Und am Himmel geht der Mond auf

augenscheinlich, schreibchenweise

Gestern waren sie Liebende. Heute schlafen sie getrennt. Er im Garten hinter dem Haus, sie im Teich. Und am Himmel geht der Mond auf.

Sie lebte mit dem Einen und vergötterte den Anderen, seine zarte Erscheinung, seine Feingliedrigkeit, seinen scharfen Geist. Er trug eine Maske und versank unerkannt in ihr, in ihrem Haar, ihrem Geruch, in ihrer Scham. Bisweilen. Sie liebte ihn, wie er war, für das, was er war. Was er vorgab zu sein. Immer. Sie wollte ihn. Ganz. Er wollte sie, wie eine andere, die er nicht haben konnte. Nicht haben durfte. Niemals. In seinem anderen Leben verband ihn dieses kleine Mädchen mit zwei Menschen auf eine Art, die falsch war. In ihrem Leben verband sie zwei kleine Mädchen mit einem Mann, der keine Ahnung hatte. So viele Bindungen und doch kein Bund. Alle zerrissen. Alles verschlissen. Jeder belogen. Von jedem betrogen. Und am Himmel geht der Mond auf.

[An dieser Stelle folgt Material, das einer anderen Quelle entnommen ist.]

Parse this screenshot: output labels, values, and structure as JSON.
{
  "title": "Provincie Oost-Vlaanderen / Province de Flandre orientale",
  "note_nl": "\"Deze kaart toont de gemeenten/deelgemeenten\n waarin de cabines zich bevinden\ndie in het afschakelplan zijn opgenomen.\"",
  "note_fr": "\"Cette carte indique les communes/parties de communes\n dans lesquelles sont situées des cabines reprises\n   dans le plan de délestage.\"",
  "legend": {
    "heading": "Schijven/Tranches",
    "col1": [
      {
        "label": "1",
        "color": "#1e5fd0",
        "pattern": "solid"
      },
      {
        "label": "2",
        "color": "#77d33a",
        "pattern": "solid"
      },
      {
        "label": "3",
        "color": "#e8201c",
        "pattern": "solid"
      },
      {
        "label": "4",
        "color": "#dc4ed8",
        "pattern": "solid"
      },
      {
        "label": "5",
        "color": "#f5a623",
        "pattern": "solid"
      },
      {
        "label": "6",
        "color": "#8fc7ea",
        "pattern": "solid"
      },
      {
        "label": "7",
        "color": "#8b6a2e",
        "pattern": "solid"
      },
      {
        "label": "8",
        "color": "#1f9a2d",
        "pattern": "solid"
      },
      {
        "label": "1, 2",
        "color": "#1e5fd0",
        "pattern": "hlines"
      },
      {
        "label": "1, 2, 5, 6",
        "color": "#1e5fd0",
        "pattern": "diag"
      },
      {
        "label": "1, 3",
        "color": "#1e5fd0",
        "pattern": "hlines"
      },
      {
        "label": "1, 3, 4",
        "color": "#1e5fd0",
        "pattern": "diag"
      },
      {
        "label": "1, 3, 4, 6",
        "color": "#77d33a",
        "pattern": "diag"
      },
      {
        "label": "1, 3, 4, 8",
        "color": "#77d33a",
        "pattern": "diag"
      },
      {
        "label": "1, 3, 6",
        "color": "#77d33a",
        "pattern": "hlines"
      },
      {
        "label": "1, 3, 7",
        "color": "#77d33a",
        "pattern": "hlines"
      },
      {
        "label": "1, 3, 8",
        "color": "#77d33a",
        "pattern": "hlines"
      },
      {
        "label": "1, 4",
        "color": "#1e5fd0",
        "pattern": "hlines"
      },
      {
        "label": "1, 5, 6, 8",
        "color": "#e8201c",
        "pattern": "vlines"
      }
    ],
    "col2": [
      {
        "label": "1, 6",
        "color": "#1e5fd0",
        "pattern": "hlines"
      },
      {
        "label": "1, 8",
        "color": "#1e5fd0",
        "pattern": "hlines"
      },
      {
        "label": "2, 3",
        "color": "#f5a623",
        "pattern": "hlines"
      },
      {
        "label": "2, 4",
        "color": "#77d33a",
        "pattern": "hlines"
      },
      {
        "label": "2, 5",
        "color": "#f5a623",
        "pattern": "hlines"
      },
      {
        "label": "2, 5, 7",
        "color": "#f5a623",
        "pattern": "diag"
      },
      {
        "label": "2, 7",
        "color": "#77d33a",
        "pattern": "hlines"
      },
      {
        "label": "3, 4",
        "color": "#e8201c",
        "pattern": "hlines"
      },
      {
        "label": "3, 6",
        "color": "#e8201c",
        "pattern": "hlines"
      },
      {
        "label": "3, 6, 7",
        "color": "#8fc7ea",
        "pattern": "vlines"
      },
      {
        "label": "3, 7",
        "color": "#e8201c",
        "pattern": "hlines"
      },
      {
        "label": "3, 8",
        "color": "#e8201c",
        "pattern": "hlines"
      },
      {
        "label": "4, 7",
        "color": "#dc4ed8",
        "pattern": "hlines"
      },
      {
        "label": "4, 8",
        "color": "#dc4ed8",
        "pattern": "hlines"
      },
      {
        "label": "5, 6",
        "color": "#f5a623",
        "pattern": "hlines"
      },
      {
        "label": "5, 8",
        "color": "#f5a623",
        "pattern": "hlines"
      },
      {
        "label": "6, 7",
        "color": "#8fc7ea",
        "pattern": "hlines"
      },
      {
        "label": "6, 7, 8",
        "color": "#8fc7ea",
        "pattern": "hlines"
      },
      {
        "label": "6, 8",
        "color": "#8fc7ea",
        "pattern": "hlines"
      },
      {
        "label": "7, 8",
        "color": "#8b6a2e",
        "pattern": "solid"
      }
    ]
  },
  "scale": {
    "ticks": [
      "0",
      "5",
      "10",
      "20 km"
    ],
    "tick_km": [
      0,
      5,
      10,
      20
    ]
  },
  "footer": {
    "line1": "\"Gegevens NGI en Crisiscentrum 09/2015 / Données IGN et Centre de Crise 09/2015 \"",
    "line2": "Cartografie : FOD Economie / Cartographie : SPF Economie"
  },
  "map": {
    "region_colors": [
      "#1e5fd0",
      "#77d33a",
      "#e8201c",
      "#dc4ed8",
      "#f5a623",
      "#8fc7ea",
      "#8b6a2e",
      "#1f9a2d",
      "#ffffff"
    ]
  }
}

„Ich kann nicht mit dir leben.“

„Du willst nicht mit mir leben.“

Wenn Erdplatten aufeinander treffen, bilden sich Vulkane. Sie spucken Feuer, ergießen Lava und verglühen. Gebirge türmen sich auf, ragen in die Wolken, bersten, werfen Schatten, bröckeln und versinken im Meer aus Tränen. Bruchschollen fallen auf Granit. Tiefe Gräben bleiben zurück. Verschlucken das, was eben noch die Zukunft war. Und am Himmel geht der Mond auf.

„Ich werde gehen.“

„Dann gibt es kein zurück.“

Im Teich ertrinken die Fische. Drei blasse Seerosen verschließen sich stumm. Irgendwo in dieser Nacht tickt eine Uhr. Rückwärts, bis sie stehen bleibt. Die Erde im Garten hinter dem Haus ist aufgewühlt, ebenso das Herz, das noch eine Stunde schlägt. Dann schweigt auch das. Und am Himmel geht der Mond auf.